Jeanne avait retrouvé un peu d’intérêt à la vie en s’occupant d’Annoa. Ce couple innocent, d’une pureté de neige, lui rappelait les moments éblouis de son amour où Roland et elle oubliaient famille, expérience, pour se retrouver comme au commencement du monde.

Elle se souvint des souffrances de son accouchement. Elle décida d’épargner cette épreuve à la fille dorée qui portait son petit ventre devant elle avec amusement, sans se douter de ce qui l’attendait. Elle avait assisté à des accouchements selon la méthode de Pavlov et avait trouvé cela merveilleux.
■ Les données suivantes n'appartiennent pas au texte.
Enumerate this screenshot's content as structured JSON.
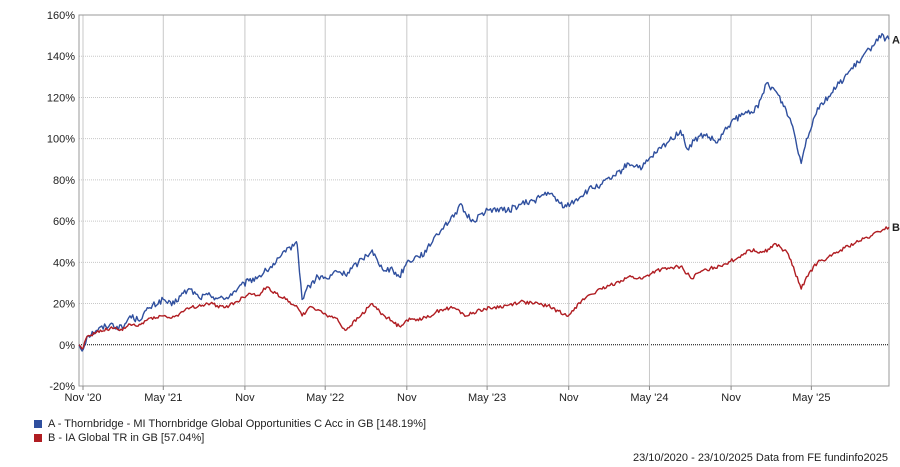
{
  "chart_data": {
    "type": "line",
    "title": "",
    "xlabel": "",
    "ylabel": "",
    "x_range": [
      "2020-10-23",
      "2025-10-23"
    ],
    "ylim": [
      -20,
      160
    ],
    "y_ticks": [
      -20,
      0,
      20,
      40,
      60,
      80,
      100,
      120,
      140,
      160
    ],
    "y_tick_labels": [
      "-20%",
      "0%",
      "20%",
      "40%",
      "60%",
      "80%",
      "100%",
      "120%",
      "140%",
      "160%"
    ],
    "x_ticks": [
      {
        "date": "2020-11-01",
        "label": "Nov '20"
      },
      {
        "date": "2021-05-01",
        "label": "May '21"
      },
      {
        "date": "2021-11-01",
        "label": "Nov"
      },
      {
        "date": "2022-05-01",
        "label": "May '22"
      },
      {
        "date": "2022-11-01",
        "label": "Nov"
      },
      {
        "date": "2023-05-01",
        "label": "May '23"
      },
      {
        "date": "2023-11-01",
        "label": "Nov"
      },
      {
        "date": "2024-05-01",
        "label": "May '24"
      },
      {
        "date": "2024-11-01",
        "label": "Nov"
      },
      {
        "date": "2025-05-01",
        "label": "May '25"
      }
    ],
    "grid": true,
    "series": [
      {
        "name": "A - Thornbridge - MI Thornbridge Global Opportunities C Acc in GB [148.19%]",
        "end_label": "A",
        "color": "#2f4f9e",
        "points": [
          [
            "2020-10-23",
            0
          ],
          [
            "2020-10-30",
            -3
          ],
          [
            "2020-11-10",
            4
          ],
          [
            "2020-12-01",
            7
          ],
          [
            "2021-01-01",
            10
          ],
          [
            "2021-01-29",
            8
          ],
          [
            "2021-02-15",
            14
          ],
          [
            "2021-03-05",
            12
          ],
          [
            "2021-04-01",
            18
          ],
          [
            "2021-05-01",
            22
          ],
          [
            "2021-05-20",
            19
          ],
          [
            "2021-06-15",
            25
          ],
          [
            "2021-07-01",
            27
          ],
          [
            "2021-07-20",
            23
          ],
          [
            "2021-08-15",
            24
          ],
          [
            "2021-09-15",
            22
          ],
          [
            "2021-10-15",
            27
          ],
          [
            "2021-11-10",
            31
          ],
          [
            "2021-12-01",
            33
          ],
          [
            "2021-12-20",
            36
          ],
          [
            "2022-01-10",
            40
          ],
          [
            "2022-02-01",
            45
          ],
          [
            "2022-02-25",
            50
          ],
          [
            "2022-03-01",
            44
          ],
          [
            "2022-03-10",
            22
          ],
          [
            "2022-03-20",
            27
          ],
          [
            "2022-04-15",
            33
          ],
          [
            "2022-05-10",
            32
          ],
          [
            "2022-05-25",
            36
          ],
          [
            "2022-06-15",
            34
          ],
          [
            "2022-07-15",
            40
          ],
          [
            "2022-08-15",
            46
          ],
          [
            "2022-09-01",
            38
          ],
          [
            "2022-10-01",
            36
          ],
          [
            "2022-10-15",
            33
          ],
          [
            "2022-11-01",
            40
          ],
          [
            "2022-11-25",
            43
          ],
          [
            "2022-12-15",
            45
          ],
          [
            "2023-01-01",
            52
          ],
          [
            "2023-01-25",
            58
          ],
          [
            "2023-02-15",
            62
          ],
          [
            "2023-02-28",
            68
          ],
          [
            "2023-03-15",
            63
          ],
          [
            "2023-04-01",
            60
          ],
          [
            "2023-04-20",
            64
          ],
          [
            "2023-05-15",
            66
          ],
          [
            "2023-06-15",
            65
          ],
          [
            "2023-07-15",
            68
          ],
          [
            "2023-08-15",
            70
          ],
          [
            "2023-09-15",
            74
          ],
          [
            "2023-10-10",
            69
          ],
          [
            "2023-10-27",
            67
          ],
          [
            "2023-11-15",
            70
          ],
          [
            "2023-12-15",
            75
          ],
          [
            "2024-01-15",
            78
          ],
          [
            "2024-02-15",
            82
          ],
          [
            "2024-03-15",
            88
          ],
          [
            "2024-04-15",
            86
          ],
          [
            "2024-05-15",
            93
          ],
          [
            "2024-06-15",
            99
          ],
          [
            "2024-07-10",
            104
          ],
          [
            "2024-07-25",
            95
          ],
          [
            "2024-08-10",
            99
          ],
          [
            "2024-09-01",
            102
          ],
          [
            "2024-10-01",
            98
          ],
          [
            "2024-11-01",
            108
          ],
          [
            "2024-12-01",
            112
          ],
          [
            "2025-01-01",
            115
          ],
          [
            "2025-01-20",
            127
          ],
          [
            "2025-02-10",
            123
          ],
          [
            "2025-03-05",
            114
          ],
          [
            "2025-03-20",
            106
          ],
          [
            "2025-04-08",
            88
          ],
          [
            "2025-04-20",
            100
          ],
          [
            "2025-05-15",
            115
          ],
          [
            "2025-06-15",
            122
          ],
          [
            "2025-07-15",
            130
          ],
          [
            "2025-08-15",
            137
          ],
          [
            "2025-09-15",
            145
          ],
          [
            "2025-10-01",
            150
          ],
          [
            "2025-10-23",
            148.19
          ]
        ]
      },
      {
        "name": "B - IA Global TR in GB [57.04%]",
        "end_label": "B",
        "color": "#b01d22",
        "points": [
          [
            "2020-10-23",
            0
          ],
          [
            "2020-10-30",
            -2
          ],
          [
            "2020-11-10",
            4
          ],
          [
            "2020-12-01",
            6
          ],
          [
            "2021-01-01",
            8
          ],
          [
            "2021-01-29",
            7
          ],
          [
            "2021-02-15",
            10
          ],
          [
            "2021-03-05",
            9
          ],
          [
            "2021-04-01",
            13
          ],
          [
            "2021-05-01",
            14
          ],
          [
            "2021-05-20",
            13
          ],
          [
            "2021-06-15",
            16
          ],
          [
            "2021-07-01",
            18
          ],
          [
            "2021-08-15",
            20
          ],
          [
            "2021-09-15",
            18
          ],
          [
            "2021-10-15",
            21
          ],
          [
            "2021-11-10",
            25
          ],
          [
            "2021-12-01",
            24
          ],
          [
            "2021-12-20",
            28
          ],
          [
            "2022-01-10",
            25
          ],
          [
            "2022-02-01",
            22
          ],
          [
            "2022-02-25",
            19
          ],
          [
            "2022-03-10",
            14
          ],
          [
            "2022-03-25",
            18
          ],
          [
            "2022-04-15",
            17
          ],
          [
            "2022-05-10",
            14
          ],
          [
            "2022-05-25",
            13
          ],
          [
            "2022-06-15",
            7
          ],
          [
            "2022-07-15",
            13
          ],
          [
            "2022-08-15",
            20
          ],
          [
            "2022-09-01",
            16
          ],
          [
            "2022-10-01",
            11
          ],
          [
            "2022-10-15",
            9
          ],
          [
            "2022-11-01",
            12
          ],
          [
            "2022-12-15",
            13
          ],
          [
            "2023-01-15",
            17
          ],
          [
            "2023-02-15",
            18
          ],
          [
            "2023-03-15",
            14
          ],
          [
            "2023-04-15",
            17
          ],
          [
            "2023-05-15",
            18
          ],
          [
            "2023-06-15",
            19
          ],
          [
            "2023-07-15",
            21
          ],
          [
            "2023-08-15",
            20
          ],
          [
            "2023-09-15",
            19
          ],
          [
            "2023-10-27",
            14
          ],
          [
            "2023-11-15",
            18
          ],
          [
            "2023-12-15",
            24
          ],
          [
            "2024-01-15",
            27
          ],
          [
            "2024-02-15",
            30
          ],
          [
            "2024-03-15",
            33
          ],
          [
            "2024-04-15",
            32
          ],
          [
            "2024-05-15",
            36
          ],
          [
            "2024-06-15",
            37
          ],
          [
            "2024-07-10",
            38
          ],
          [
            "2024-08-05",
            32
          ],
          [
            "2024-08-20",
            35
          ],
          [
            "2024-09-15",
            37
          ],
          [
            "2024-10-15",
            39
          ],
          [
            "2024-11-15",
            42
          ],
          [
            "2024-12-10",
            46
          ],
          [
            "2025-01-15",
            45
          ],
          [
            "2025-02-10",
            49
          ],
          [
            "2025-03-10",
            44
          ],
          [
            "2025-04-08",
            27
          ],
          [
            "2025-04-20",
            33
          ],
          [
            "2025-05-15",
            40
          ],
          [
            "2025-06-15",
            43
          ],
          [
            "2025-07-15",
            47
          ],
          [
            "2025-08-15",
            50
          ],
          [
            "2025-09-15",
            53
          ],
          [
            "2025-10-10",
            56
          ],
          [
            "2025-10-23",
            57.04
          ]
        ]
      }
    ],
    "legend": [
      {
        "label": "A - Thornbridge - MI Thornbridge Global Opportunities C Acc in GB [148.19%]",
        "color": "#2f4f9e"
      },
      {
        "label": "B - IA Global TR in GB [57.04%]",
        "color": "#b01d22"
      }
    ],
    "legend_position": "bottom-left",
    "footer": "23/10/2020 - 23/10/2025 Data from FE fundinfo2025"
  }
}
Comment avait-on pu, pendant des millénaires, laisser les femmes s’épouvanter et se déchirer, alors que la mise au monde d’un enfant pouvait être pour la mère une joie profonde et plus consciente que celle de l’amour ? « Tu enfanteras dans la douleur… » Quel vieux prêtre puant et misogyne avait pu mettre cette parole atroce dans la bouche de Dieu ?

Elle ne connaissait pas assez bien la méthode. La gynécologie n’était pas sa spécialité. Elle demanda à Roland si on pouvait faire venir de France un traité. Une semaine plus tard, le belin commençait à débiter les pages de texte et d’illustrations.

Han s’était hissé sur le buffle et, installé à califourchon sur son cou, entre sa bosse et la foisonnante toison couleur de neige qui couronnait son crâne, il lui faisait faire le tour de l’étable en le dirigeant par les cornes. L’envergure de celles-ci était si grande que Han ne pouvait tenir à la fois leurs deux extrémités verticales qu’en écartant les bras comme sur la croix.

« Haï ! haï ! haï ! haï ! » cria Han en frappant de ses talons nus le cou de la bête. Celle-ci se mit à trotter le long du mur circulaire en poussant un long mugissement. On eût dit un vibrato de contrebasse amplifié par mille haut-parleurs. Jeanne se plaqua les mains contre les oreilles. Les enfants hurlèrent de plaisir et se mirent à mugir aussi. Annoa, appuyée contre Jeanne, riait. Un garçon noir attrapa à deux mains la queue blanche du bison en criant : « Rô-zef ! Rô-zef ! », puis libéra sa main droite et la tendit à un autre garçon qui s’y accrocha. En une minute il y eut toute une guirlande de garçons et de filles qui galopait à la queue du bison en criant son nom, tel qu’il était devenu dans leur langue : Rô-zef ! Rô-zef !… Le bison remonta vers le centre de l’étable, s’arrêta quand il en eut atteint le sommet et, repliant ses quatre pattes à la fois, se laissa tomber sur le ventre, d’un seul coup. Le sol trembla. Les enfants nus, épuisés de joie, se laissèrent tomber après la bête. Il y eut un instant accidentel de silence total, qui ne dura que trois secondes, pendant lesquelles Jeanne entendit cet étrange ronronnement qu’elle avait déjà plusieurs fois remarqué quand les bruits de l’île faisaient une courte trêve.

— Qu’est-ce qu’on entend ronfler ? Qu’est-ce que c’est ?

— C’est le poumon, dit Annoa, avec un léger étonnement.